The legal basis for such requirement in the form of guidelines is questionable, as EBA only has a mandate to issue guidelines with respect to the internal governance and risk management arrangements of TCBs (Article 48g(9) CRD), whereas booking requirements are to be set out in regulatory technical standards (Article 48h(4) CRD). The limitation of a booking practice is not an internal governance or risk management requirement. More generally, EU law does also not provide for any clear restrictions with respect to booking practices. Risk management requirements and other broad concepts do not support far-reaching intrusions into banks’ business models.
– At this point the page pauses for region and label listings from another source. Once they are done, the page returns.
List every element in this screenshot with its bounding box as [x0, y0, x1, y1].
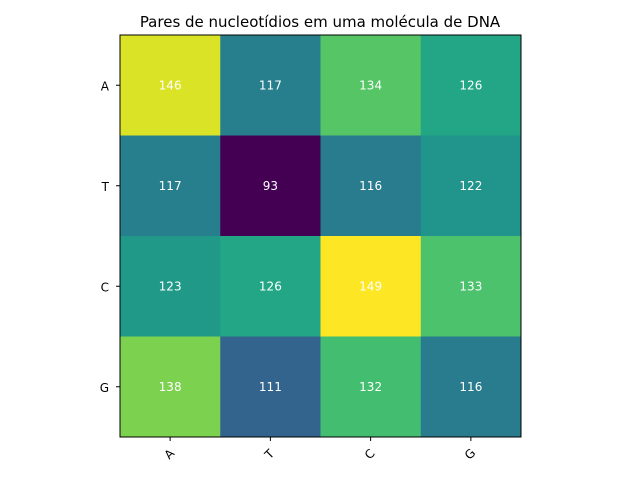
y-tick-label: T — [101, 180, 110, 194]
heatmap-cell-labels: 146 117 134 126 117 93 116 122 123 126 149 133 138 11… — [159, 78, 483, 394]
cell-value-label: 126 — [259, 279, 282, 293]
cell-value-label: 138 — [159, 380, 182, 394]
cell-value-label: 122 — [459, 179, 482, 193]
x-tick-label: T — [261, 446, 277, 462]
heatmap-cell — [420, 35, 522, 136]
y-axis: A T C G — [100, 79, 120, 395]
cell-value-label: 134 — [359, 78, 382, 92]
y-tick-label: C — [101, 280, 109, 294]
x-tick-label: A — [161, 446, 177, 462]
heatmap-cell — [120, 135, 221, 237]
y-tick-label: G — [100, 381, 109, 395]
heatmap-cell — [120, 35, 221, 136]
cell-value-label: 146 — [159, 78, 182, 92]
heatmap-cell — [320, 35, 422, 136]
cell-value-label: 117 — [259, 78, 282, 92]
heatmap-cell — [320, 135, 422, 237]
heatmap-cell — [220, 135, 321, 237]
heatmap-cell — [220, 35, 321, 136]
cell-value-label: 123 — [159, 279, 182, 293]
cell-value-label: 116 — [459, 380, 482, 394]
heatmap-cell — [420, 135, 522, 237]
heatmap-cell — [220, 336, 321, 438]
x-tick-label: G — [462, 446, 478, 462]
heatmap-cell — [420, 336, 522, 438]
cell-value-label: 111 — [259, 380, 282, 394]
cell-value-label: 149 — [359, 279, 382, 293]
heatmap-cells — [120, 35, 522, 438]
heatmap-cell — [120, 336, 221, 438]
chart-title: Pares de nucleotídios em uma molécula de… — [140, 13, 501, 31]
y-tick-label: A — [101, 79, 110, 93]
cell-value-label: 132 — [359, 380, 382, 394]
heatmap-cell — [320, 236, 422, 337]
heatmap-cell — [420, 236, 522, 337]
cell-value-label: 126 — [459, 78, 482, 92]
cell-value-label: 116 — [359, 179, 382, 193]
heatmap-cell — [120, 236, 221, 337]
heatmap-cell — [220, 236, 321, 337]
cell-value-label: 93 — [263, 179, 278, 193]
cell-value-label: 117 — [159, 179, 182, 193]
plot-frame — [119, 34, 522, 438]
heatmap-cell — [320, 336, 422, 438]
x-tick-label: C — [362, 446, 378, 462]
cell-value-label: 133 — [459, 279, 482, 293]
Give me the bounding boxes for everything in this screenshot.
Further, EBA leaves the meaning of “substantial” or “systematic” back-to-back booking activities open to interpretation. While the former appears to imply that the majority of transactions should be risk-managed in the branch (i.e. not back-to-backed), the latter appears to suggest that the booking decision should be taken on a case-by-case basis (with a preference for booking in the branch), rather than establishing a system where only certain client or transaction types are booked in the head undertaking or branch. 

It seems worth noting that the Draft Guidelines only provide for a limitation of back-to-back transactions with respect to TCBs. While the ECB did in the past (in particular in the context of Brexit) publish communications stating that banks under their supervision should not be “overly reliant” on intra-group back-to-back transactions, similar requirements for credit institutions are not expressly set out in the Draft Guidelines.

TCBs will be subject to the same remuneration principles that also apply to credit institutions under the CRD. This includes requirements on the appropriate ratio between fixed and variable pay, a requirement that may be of particular relevance for TCBs with head undertakings located in the UK where the bonus cap was lifted in 2023 (see our blogpost for an overview). Just like credit institutions, TCBs will also be expected to follow EBA’s guidelines on sound remuneration.